The stresses afflicting the Canadian housing market — including the lack of affordability amid a growing supply shortage — aren’t going to be resolved anytime soon, economists warn.
Despite expectations for softer home prices this spring, Desjardins Group said it doesn’t see housing affordability — as measured by household disposable income relative to the income required to qualify for a mortgage (given home prices, mortgage rates and other homeownership costs) — returning to pre-pandemic levels by the end of next year, even as financial pressures ease.
“That primarily reflects a very unaffordable starting point,” Desjardins said in a report, adding that while weaker growth will curb home prices, it will also weigh on income.
“Moreover, while we expect mortgage rates to come down from current levels over the next two years, they won’t likely reach the rock-bottom levels of the pandemic or the early 2010s,” it said.
Even as high interest rates and a weak economy help curb demand in the months ahead, the combination of high rates and elevated inflation will also lead to lower homebuilding activity this year, the report said.
“Labour shortages, very weak homebuilder sentiment, and still‐high interest rates and building costs all point to much weaker construction activity going forward,” the report said.
Desjardins added that the recent resilience in housing starts has been driven by projects that were financed before borrowing costs rose and the economy slowed.
In a separate report, CIBC economists echoed these affordability concerns.
“The current recessionary conditions in the Canadian housing market will hardly dent the affordability crisis home buyers and renters currently face,” it said.
Looking longer term, while government policymakers are increasingly eager to tackle the housing shortage, Desjardins noted it will take time for theses policies to kick in.
CIBC argued that government policy efforts to address housing shortages have also been undermined by forecasting failures.
“You cannot build an adequate supply of housing for population growth that you fail to forecast,” it said.
The report said it takes about 10 years to move from municipalities allocating land to meet future housing demand to units being built and sold.
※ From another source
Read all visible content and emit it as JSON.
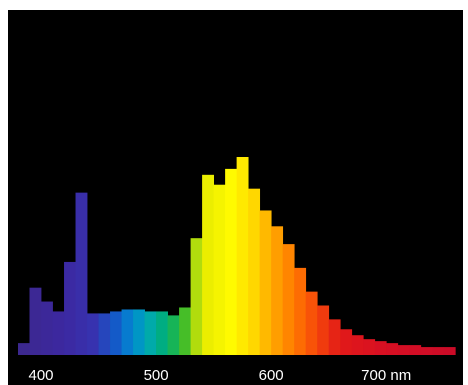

Forecasts for population and housing demand from a decade ago fell far short, it said, underestimating the population by about 1.4 million people.
“And it doesn’t end here. The latest population projection from Statistics Canada released in August 2022 is already short of the actual population count,” it said.
As a result, CIBC said that by 2030, the housing construction gap could rise to five million units based on the existing population level and assuming average annual population growth of 2% over that time period.
“That significant forecasting/planning gap is a direct result of the fact that currently there are no credible forecasts, targets, or capacity plans across governments for non-permanent residents — the population which accounts for the vast majority of the planning shortfall,” the report said.
“That must change. Meaningful forecasting, targets, and integrated planning must be conducted for all permanent and temporary visa approvals to be meaningful.”